Amid Affordable Care Act-mandated reimbursement tightening in the program, particularly last year, "our expectation is that we will move margins up again for Medicare Advantage," Bertolini said.
Around 80 percent of the company's 1.1 million Medicare Advantage members are in plans rated at 4 or 5 stars, and the goal is to achieve 100 percent high star enrollment, which would insulate the company from reimbursement penalties.
Value-based and ACO contracts are a big part of Aetna's Medicare strategy, like other insurers, too. But for some patients and providers, the plans can come off as narrow networks -- and even lead to some backlash.
Aetna has found itself in the middle of a dispute with independent pharmacists, after introducing what Bertolini described as an "innovative," preferred pharmacy network in its Medicare Part D prescription drug plans.
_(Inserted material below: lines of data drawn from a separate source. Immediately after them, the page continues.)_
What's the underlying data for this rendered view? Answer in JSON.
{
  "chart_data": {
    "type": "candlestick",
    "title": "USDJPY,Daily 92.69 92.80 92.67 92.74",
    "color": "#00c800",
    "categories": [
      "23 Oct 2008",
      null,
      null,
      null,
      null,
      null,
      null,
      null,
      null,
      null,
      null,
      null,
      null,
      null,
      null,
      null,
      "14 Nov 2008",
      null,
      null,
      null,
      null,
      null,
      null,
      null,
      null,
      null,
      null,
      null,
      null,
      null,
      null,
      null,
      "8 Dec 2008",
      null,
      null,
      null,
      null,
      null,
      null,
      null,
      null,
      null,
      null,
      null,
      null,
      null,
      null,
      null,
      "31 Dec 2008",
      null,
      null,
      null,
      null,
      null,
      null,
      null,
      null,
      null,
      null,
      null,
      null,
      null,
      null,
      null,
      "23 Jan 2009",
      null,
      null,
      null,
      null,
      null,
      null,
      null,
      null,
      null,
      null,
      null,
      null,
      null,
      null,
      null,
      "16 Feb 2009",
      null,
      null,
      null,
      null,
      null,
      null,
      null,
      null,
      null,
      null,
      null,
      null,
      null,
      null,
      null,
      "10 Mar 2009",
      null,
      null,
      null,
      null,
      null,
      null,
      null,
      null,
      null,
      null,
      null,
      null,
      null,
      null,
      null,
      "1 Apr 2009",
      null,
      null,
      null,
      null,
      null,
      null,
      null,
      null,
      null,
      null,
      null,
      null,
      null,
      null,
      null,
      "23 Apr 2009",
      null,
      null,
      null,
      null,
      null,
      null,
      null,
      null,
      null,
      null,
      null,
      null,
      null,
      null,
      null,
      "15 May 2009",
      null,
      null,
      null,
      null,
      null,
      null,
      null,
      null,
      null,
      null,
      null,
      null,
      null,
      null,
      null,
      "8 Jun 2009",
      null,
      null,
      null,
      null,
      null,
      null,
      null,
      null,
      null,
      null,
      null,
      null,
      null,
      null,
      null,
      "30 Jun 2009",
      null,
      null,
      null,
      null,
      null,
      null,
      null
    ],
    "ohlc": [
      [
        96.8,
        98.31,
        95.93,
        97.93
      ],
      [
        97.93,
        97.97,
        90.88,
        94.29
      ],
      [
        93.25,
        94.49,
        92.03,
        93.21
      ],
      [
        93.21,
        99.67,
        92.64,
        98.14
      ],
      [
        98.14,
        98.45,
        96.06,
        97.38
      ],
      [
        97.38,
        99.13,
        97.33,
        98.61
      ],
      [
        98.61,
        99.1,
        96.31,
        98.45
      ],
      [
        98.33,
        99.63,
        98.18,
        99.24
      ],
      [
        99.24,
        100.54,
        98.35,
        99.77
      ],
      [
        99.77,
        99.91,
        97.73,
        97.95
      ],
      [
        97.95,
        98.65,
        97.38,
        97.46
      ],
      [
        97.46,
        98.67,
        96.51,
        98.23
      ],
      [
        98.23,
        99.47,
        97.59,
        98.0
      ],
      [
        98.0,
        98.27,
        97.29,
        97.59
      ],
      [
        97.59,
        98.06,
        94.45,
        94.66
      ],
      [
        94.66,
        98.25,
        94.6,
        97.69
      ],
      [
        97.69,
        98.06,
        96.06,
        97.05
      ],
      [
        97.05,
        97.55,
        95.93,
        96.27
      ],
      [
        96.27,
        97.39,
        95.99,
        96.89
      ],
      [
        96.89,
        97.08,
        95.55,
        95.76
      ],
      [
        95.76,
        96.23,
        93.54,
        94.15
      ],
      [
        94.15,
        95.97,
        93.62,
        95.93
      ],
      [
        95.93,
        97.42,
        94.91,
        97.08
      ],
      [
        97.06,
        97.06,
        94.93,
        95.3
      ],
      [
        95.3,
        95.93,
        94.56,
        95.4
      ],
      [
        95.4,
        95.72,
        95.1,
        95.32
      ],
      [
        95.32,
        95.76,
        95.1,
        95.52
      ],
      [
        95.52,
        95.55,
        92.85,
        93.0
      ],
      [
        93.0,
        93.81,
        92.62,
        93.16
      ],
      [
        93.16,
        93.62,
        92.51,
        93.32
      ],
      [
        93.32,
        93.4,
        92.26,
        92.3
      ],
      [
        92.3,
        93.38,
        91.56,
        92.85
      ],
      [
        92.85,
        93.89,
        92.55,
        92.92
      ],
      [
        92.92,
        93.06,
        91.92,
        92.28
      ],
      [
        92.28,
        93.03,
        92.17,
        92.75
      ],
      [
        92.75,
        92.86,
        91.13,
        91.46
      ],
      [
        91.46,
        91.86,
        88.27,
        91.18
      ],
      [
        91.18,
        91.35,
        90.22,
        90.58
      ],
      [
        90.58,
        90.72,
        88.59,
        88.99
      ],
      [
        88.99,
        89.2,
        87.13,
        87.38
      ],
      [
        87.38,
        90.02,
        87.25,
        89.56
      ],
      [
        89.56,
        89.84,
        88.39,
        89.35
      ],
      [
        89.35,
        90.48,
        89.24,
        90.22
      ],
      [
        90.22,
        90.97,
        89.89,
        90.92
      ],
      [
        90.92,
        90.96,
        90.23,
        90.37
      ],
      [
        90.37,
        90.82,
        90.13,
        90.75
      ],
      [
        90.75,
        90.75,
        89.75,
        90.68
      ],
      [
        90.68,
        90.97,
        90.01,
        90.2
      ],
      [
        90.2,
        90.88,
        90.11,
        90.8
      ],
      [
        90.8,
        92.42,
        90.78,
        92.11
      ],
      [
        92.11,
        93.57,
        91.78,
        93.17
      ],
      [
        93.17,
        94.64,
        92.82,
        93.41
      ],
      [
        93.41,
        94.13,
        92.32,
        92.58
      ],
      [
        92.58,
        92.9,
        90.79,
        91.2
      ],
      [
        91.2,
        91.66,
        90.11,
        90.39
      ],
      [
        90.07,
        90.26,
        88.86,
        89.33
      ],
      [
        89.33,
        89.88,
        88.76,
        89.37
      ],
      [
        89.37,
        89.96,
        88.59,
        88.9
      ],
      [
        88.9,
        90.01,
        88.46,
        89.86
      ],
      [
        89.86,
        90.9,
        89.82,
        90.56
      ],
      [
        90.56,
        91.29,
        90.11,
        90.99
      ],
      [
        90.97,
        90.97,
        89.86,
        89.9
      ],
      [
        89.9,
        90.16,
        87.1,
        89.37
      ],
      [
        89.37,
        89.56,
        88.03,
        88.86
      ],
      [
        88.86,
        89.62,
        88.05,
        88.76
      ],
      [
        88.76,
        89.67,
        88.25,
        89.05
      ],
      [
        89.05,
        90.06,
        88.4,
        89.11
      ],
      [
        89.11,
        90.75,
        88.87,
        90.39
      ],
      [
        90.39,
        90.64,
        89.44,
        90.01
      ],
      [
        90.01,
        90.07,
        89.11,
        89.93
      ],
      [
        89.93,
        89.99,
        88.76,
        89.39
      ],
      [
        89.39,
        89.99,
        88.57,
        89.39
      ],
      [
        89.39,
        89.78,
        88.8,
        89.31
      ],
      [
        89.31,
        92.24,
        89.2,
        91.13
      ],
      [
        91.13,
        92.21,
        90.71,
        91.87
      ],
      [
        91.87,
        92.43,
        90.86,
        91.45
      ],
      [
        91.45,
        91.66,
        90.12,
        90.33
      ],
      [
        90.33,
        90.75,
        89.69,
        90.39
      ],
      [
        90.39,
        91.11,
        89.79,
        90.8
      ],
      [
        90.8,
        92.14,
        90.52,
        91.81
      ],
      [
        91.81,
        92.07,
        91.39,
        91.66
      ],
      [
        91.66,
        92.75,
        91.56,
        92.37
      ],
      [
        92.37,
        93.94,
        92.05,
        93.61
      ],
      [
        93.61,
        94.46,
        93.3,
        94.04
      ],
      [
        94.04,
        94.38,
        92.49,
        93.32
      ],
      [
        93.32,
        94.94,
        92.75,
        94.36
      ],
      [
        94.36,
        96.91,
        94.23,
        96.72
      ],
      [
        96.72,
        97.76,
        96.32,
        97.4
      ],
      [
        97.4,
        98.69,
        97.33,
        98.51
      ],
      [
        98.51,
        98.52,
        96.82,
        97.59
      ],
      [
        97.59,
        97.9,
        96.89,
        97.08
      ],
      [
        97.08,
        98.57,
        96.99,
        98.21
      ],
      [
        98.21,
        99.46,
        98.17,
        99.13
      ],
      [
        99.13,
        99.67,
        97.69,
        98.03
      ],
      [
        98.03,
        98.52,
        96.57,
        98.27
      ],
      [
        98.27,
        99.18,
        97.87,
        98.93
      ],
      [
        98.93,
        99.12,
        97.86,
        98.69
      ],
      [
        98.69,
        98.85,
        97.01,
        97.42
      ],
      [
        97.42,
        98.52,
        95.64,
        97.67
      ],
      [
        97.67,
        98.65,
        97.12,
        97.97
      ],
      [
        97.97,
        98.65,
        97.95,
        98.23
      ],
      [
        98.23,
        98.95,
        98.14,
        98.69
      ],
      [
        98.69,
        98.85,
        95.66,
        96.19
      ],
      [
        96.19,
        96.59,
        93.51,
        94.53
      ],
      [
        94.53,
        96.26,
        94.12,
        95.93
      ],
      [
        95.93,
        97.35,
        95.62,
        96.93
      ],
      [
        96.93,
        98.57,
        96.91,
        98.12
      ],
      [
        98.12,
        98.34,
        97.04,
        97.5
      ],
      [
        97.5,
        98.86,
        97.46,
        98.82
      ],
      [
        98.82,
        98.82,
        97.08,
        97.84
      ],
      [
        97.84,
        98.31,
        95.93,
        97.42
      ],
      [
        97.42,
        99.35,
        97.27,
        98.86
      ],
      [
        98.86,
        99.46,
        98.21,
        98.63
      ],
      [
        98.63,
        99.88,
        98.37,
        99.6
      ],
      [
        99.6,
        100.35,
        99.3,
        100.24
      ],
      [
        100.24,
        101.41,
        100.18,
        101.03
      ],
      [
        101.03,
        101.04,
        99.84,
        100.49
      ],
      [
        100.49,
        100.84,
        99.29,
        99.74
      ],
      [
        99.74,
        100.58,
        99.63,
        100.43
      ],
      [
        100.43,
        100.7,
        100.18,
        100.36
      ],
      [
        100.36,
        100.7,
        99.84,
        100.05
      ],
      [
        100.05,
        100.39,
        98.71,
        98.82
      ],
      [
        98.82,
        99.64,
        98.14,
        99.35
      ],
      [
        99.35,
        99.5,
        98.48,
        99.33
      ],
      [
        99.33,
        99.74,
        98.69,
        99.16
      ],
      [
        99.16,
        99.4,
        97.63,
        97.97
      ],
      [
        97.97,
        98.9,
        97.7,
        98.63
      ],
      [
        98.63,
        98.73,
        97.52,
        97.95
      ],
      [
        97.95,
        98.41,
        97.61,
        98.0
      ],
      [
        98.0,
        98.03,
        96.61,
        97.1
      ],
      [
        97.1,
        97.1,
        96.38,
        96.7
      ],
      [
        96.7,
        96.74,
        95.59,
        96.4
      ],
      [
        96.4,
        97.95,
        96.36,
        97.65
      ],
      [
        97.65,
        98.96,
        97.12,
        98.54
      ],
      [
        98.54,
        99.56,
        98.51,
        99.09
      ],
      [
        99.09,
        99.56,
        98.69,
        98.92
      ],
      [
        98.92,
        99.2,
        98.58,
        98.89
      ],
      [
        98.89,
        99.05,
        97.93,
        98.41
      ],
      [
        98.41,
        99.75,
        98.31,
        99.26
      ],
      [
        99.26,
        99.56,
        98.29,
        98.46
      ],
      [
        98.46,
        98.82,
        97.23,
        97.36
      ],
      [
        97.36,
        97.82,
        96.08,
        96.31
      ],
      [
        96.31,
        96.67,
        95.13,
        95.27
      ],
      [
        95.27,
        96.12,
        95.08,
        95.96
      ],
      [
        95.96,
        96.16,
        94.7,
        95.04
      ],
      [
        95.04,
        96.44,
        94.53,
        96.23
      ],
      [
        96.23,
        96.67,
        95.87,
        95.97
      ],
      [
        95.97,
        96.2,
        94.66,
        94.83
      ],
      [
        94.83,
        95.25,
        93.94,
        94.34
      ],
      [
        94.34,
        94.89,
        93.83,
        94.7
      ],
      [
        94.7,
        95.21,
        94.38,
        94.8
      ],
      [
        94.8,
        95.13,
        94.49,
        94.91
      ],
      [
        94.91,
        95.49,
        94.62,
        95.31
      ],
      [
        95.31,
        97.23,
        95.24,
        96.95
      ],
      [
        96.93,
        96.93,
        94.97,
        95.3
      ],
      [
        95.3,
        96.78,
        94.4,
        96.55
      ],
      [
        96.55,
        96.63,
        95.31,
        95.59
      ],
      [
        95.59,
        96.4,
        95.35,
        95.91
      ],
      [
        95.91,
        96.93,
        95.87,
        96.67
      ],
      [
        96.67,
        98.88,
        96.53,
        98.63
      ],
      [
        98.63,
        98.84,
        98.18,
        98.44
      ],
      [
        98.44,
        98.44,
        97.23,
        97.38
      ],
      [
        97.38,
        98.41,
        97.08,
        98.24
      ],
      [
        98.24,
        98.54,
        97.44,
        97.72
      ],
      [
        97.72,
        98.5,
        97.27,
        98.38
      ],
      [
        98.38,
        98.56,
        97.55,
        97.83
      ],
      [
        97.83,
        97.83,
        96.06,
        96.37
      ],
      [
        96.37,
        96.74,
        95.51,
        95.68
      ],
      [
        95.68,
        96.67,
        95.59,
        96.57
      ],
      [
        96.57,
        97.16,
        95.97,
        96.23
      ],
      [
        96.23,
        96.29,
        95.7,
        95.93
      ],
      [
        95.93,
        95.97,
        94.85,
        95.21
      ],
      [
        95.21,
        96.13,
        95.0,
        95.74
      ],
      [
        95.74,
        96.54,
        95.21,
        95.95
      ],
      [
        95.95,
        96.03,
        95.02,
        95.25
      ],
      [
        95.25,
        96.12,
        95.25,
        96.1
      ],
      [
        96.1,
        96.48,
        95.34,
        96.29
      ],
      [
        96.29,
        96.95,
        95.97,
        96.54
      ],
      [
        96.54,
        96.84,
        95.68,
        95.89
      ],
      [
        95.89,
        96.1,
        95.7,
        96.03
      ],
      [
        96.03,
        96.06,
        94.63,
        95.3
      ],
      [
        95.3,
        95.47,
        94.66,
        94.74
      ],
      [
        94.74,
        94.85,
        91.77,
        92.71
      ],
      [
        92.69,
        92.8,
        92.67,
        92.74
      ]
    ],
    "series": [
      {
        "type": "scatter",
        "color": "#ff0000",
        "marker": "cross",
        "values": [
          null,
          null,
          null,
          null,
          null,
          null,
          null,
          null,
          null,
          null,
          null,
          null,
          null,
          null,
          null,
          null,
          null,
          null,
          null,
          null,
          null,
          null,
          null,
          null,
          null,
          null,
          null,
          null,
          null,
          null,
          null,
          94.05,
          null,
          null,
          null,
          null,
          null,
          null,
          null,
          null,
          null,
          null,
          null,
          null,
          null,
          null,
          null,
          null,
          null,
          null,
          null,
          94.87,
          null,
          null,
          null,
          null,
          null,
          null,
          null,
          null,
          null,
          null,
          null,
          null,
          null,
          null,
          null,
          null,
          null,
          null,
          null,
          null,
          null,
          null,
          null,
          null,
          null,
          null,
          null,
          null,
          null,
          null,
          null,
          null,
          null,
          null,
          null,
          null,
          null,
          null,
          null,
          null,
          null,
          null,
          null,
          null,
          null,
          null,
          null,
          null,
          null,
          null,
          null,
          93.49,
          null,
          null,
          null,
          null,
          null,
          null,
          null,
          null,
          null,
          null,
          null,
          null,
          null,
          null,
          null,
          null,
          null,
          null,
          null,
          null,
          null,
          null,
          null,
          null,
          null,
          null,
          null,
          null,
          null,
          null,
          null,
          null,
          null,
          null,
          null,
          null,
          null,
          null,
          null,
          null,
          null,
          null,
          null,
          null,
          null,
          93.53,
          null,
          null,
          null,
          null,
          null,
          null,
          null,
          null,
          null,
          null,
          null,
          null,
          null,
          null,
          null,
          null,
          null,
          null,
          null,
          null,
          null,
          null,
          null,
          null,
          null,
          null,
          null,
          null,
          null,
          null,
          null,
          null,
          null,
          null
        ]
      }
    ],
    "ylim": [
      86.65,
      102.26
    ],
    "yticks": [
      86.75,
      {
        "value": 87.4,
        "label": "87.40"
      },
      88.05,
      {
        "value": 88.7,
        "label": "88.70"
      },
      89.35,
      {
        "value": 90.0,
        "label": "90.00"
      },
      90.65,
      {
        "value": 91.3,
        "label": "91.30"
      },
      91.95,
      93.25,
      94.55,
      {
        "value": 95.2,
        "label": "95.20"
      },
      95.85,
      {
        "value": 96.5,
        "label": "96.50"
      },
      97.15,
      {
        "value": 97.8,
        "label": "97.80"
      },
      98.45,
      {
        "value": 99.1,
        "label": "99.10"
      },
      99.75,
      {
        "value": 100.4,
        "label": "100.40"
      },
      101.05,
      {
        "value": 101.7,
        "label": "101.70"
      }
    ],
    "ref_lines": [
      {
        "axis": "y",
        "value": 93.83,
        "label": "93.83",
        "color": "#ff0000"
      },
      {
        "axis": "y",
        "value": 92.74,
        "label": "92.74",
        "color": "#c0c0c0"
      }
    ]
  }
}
"It was all approved, but it got pushback in the marketplace," Bertolini said.
About 400,000 of Aetna's 1.5 million Part D membership have seen changes in access to in-network pharmacies or pharmacies with preferred cost-sharing, and the insurer did temporarily misidentify about 5,000 pharmacies as available in-network on the Medicare Plan Finder and its own website.
At the direction of CMS, the company drafted a corrective action plan and gave all its Part D members in-network access to its broadest network through the end of February and the option to switch plans or find a new pharmacy.
"We have reached out and solved many of the problems," and "expect that to have a limited impact on star ratings," Bertolini said.